司会者「今日は渡辺さんだけが2本、ほかの人は1本ずつ引いてもらいます」(1)
司会者「みんながクジを引きましたが、まだだれも中を見ていません」(2)
司会者「さて、みんなで自分のクジを開いて見ましょう。中村さんだけは 目隠しをしているので見えませんね」(3)
司会者「さて、はずれた人は1人ずつ部屋から出てもらいます。中村さんは このままお待ちください」
98人出て行ったところで、
司会者「ここでストップします。いま、まったくランダムな順番で98人が 出たところです」(4)
司会者「ところで、ここに残った人は、クジを2本引いた渡辺さんと目隠し をした中村さんだけでした」(5)
司会者「渡辺さんのもっている2本のクジのうち、はずれのクジを私がいた だきましょう」(6)
司会者「では、中村さん、目隠しをとってください。ご覧のとおり、結局、 中村さんははずれで、渡辺さんがあたりでした」(7)
結果
これをCopilot, ChatGPT, Geminiの3人(?)に出してみたところ,以下の通りとなった.*1
| 問題 |
Copilot |
ChatGPT |
Gemini |
正解 |
| (1) |
1/101 |
1/101 |
1/101 |
1/101 |
| (2) |
1/101 |
1/101 |
1/101 |
1/101 |
| (3) |
1/101 |
1/101 |
1/101 |
1/101 |
| (4) |
1/101 |
99/199⚠️ |
1/3❌️ |
1/101 |
| (5) |
1/199 |
1/3❌️ |
1/3❌️ |
1/199 |
| (6) |
1/199 |
1/3❌️ |
1/3❌️ |
1/199 |
| (7) |
0 |
0 |
0 |
0 |
Copilotの全問正解には驚いたが,ChatGPTやGeminiは半分近く不正解となった.どうして,(5), (6)で確率1/3と答えたのかというと,「残りクジは渡辺さんが2本,私が1本なので,当たりは確率1/3」だからだそうだ.なんとこれは,完全にモンティーホール問題でよくある間違いそのものではないか!

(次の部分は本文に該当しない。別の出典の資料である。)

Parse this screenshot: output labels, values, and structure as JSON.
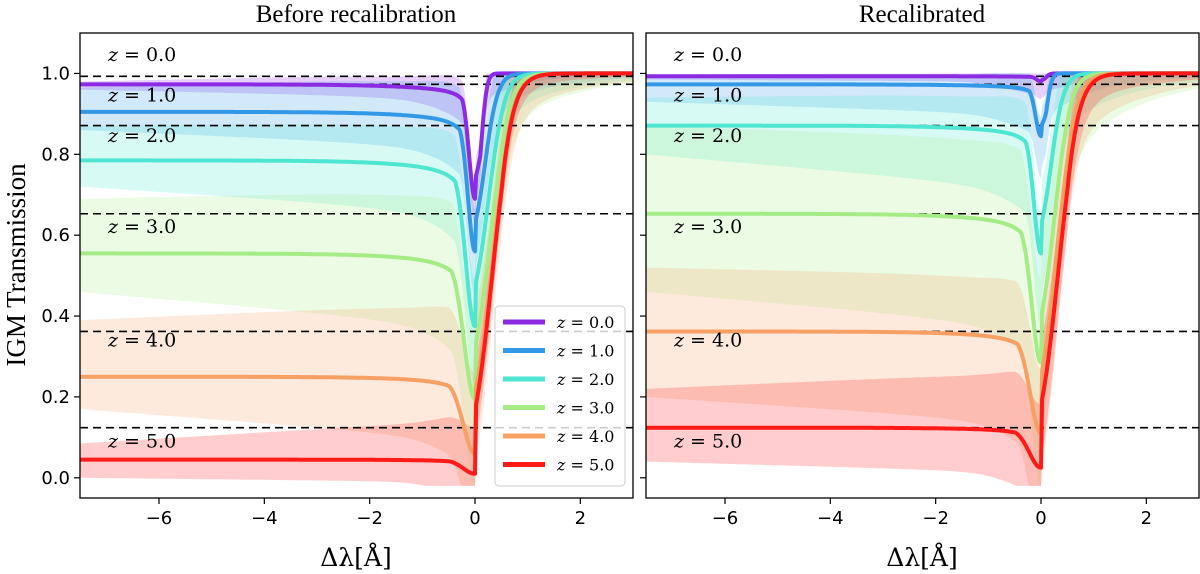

また,ChatGPTとGeminiが(4)で確率の更新を誤って行った点も面白い.どうやら,ハズレの人が退出する前の,司会者の「中村さんはこのままお待ちください」に,何らかの情報があると解釈したらしい.
確かにここは,問題文が表している確率モデルが微妙な箇所だ.実験してみるまで気づかなかったが,「司会者は『退出してもらいます』と言った瞬間にハズレ99人の退出順をランダムに決定して,中村さんはその先頭98人に入らなかったので『このままお待ち下さい』と言った」という解釈も(かなり不自然だが)有りうると思う.この場合,Geminiの99/199は正解になる!だが,その解釈を取ったとしても,(5)(6)で1/3と答えるのはおかしい.
私と研究とLLM
確率パズルでは,背後に仮定されている確率モデルを正確に把握することが肝心だが,これを言語で簡潔かつ正確に表すのは至難の業である.また,数式や図を駆使しても,かえって煩雑になり本質が見えなくなることが多い.こういう,(広義の)言語化が難しい領域は,LLMにも難しいようである.まぁ,人間にも難しいのだが.
普段,私もよく論文で分からないところをLLMに質問するのだが,(私が知らない)分野の標準的な内容はズバッと答えてくれる一方,notationが微妙だったり,論文によって定義が違う(標準的な定義が定まっていない)ような比較的未発達な分野だと,ハルシネーションだらけで,自己矛盾した答えを出してくる印象がある.こうなると,チェックの手間ばかりかかって,結局時間を無駄にすることも多い.
数学もソフトウェアでもそうだが,調べ物やちょっとしたスクリプトには大いに役立つが,高度に整合的なものを作るのはまだ苦手なようである.むしろ,LLMでも自然に整合的になるような言語を我々がデザインすべきなのかもしれない.